La joven periodista que está frente a mí me pregunta: ¿Y qué no puede faltar en su casa? Y contesto: "fruta". Y entonces pienso que tendría que haber contestado otra cosa más bonita o que debería añadir algo, quizás más esperable, más políticamente correcto, más inmaterial y cursi, como "amor" o "sonrisas". Pero automáticamente, sin que la parte racional del cerebro pueda mediar, digo: "Y chocolate". Y el hipocampo se agita y despereza tan contento. La palabra sola mueve todos los resortes y me llegan, increíblemente nítidos, los recuerdos del chocolate inglés que mi padre nos traía de Gibraltar y que luego solo se podría comprar en Ceuta y la evocación de ese sabor profundo, invasivo, dulce y amargo a la vez. Dicen los expertos que nada atrapa mejor la memoria que un sabor o un olor y debe de ser, sin duda, totalmente cierto. El olor de un perfume concreto nos inunda los sentidos y nos devuelve a la persona amada; el de un guiso nos teletransporta a la cocina de la casa del pueblo, al sonido del borboteo en la olla y a la visión de la abuela arremangada ante las cazuelas con su delantal y sus cucharones de madera.

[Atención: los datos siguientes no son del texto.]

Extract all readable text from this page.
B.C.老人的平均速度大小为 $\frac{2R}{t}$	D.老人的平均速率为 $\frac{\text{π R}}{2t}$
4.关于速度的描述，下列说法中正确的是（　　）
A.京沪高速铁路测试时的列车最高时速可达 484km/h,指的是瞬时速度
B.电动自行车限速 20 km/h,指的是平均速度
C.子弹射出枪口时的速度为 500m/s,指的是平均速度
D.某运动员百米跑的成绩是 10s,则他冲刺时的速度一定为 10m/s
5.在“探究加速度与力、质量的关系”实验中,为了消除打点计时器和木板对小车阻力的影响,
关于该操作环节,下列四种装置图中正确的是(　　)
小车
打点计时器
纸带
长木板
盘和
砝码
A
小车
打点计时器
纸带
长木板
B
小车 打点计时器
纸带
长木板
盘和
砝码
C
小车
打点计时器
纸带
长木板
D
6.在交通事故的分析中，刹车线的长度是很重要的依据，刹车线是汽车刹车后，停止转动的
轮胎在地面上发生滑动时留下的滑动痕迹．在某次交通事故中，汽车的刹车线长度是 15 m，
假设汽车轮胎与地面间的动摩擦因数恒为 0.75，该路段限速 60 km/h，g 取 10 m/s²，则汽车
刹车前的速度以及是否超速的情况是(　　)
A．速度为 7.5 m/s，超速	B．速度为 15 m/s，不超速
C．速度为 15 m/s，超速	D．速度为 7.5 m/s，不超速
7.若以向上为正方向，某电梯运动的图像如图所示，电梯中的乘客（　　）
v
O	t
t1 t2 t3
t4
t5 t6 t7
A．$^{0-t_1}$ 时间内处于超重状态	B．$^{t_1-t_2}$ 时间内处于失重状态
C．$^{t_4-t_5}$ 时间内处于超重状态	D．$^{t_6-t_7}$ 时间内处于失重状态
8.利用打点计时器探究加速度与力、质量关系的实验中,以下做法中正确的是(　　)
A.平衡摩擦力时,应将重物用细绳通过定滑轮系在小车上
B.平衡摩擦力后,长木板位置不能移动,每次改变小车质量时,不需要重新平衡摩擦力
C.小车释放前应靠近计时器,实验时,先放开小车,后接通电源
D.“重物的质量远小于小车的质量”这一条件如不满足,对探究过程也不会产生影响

El sabor del chocolate me trae al presente las sencillas meriendas de pan con chocolate y se queda amarrado al dolce far niente infantil de una tarde de verano. Tiene una gran virtud el viejo xocoatl de los náhuatl, el alimento de los dioses mayas que podemos comernos los mortales, y es que salta de lo humilde a lo más sofisticado sin que se le mueva un pelo. Digo "chocolate" y también se me llena la boca del bombón exquisito probado en Amberes o de la onza mordisqueada lentamente frente al Hofburg. Digo "chocolate" y me acuerdo de ese día en que intenté pasar por un aeropuerto colombiano una vaina de semillas de cacao del tamaño de un balón de rugby para disgusto del personal aduanero: "Señora, ¿para qué quiere usted llevarse eso?".

Me gusta el chocolate en una escalada incontinente hacia los mayores porcentajes de cacao y, a pesar de rayar en la adicción, con el absoluto respaldo de los que me rodean. Por Reyes, mis hijos me regalaron un espectacular bombón gigante y, por mi cumpleaños, mi amiga Desi me ha traído una preciosa caja que parece en sí misma una gran bombonera y que está llena de delicias chocolateras. Bueno, ya no está, estaba, porque he ido dando cuenta de ellas, día a día, cachito a cachito, después del almuerzo.

Chocolate solo, denso e intenso, como las bolas prietas que venden en Ecuador; chocolate con flor de sal o con chile fragante y picante; chocolate negro peruano, relleno de aguaymanto, que estalla en la boca con su frescor ácido; chocolate con trocitos de café de las laderas volcánicas de Nicaragua; chocolate trabajado refinadamente en las alturas de la cordillera argentina por un joven que me invita a entrar en su taller y, con enorme paciencia, contesta a todas mis preguntas… Chocolate sencillo, simple, humilde, antiguo, muy antiguo, capaz de atravesar el tiempo y el espacio… Tenía que ser.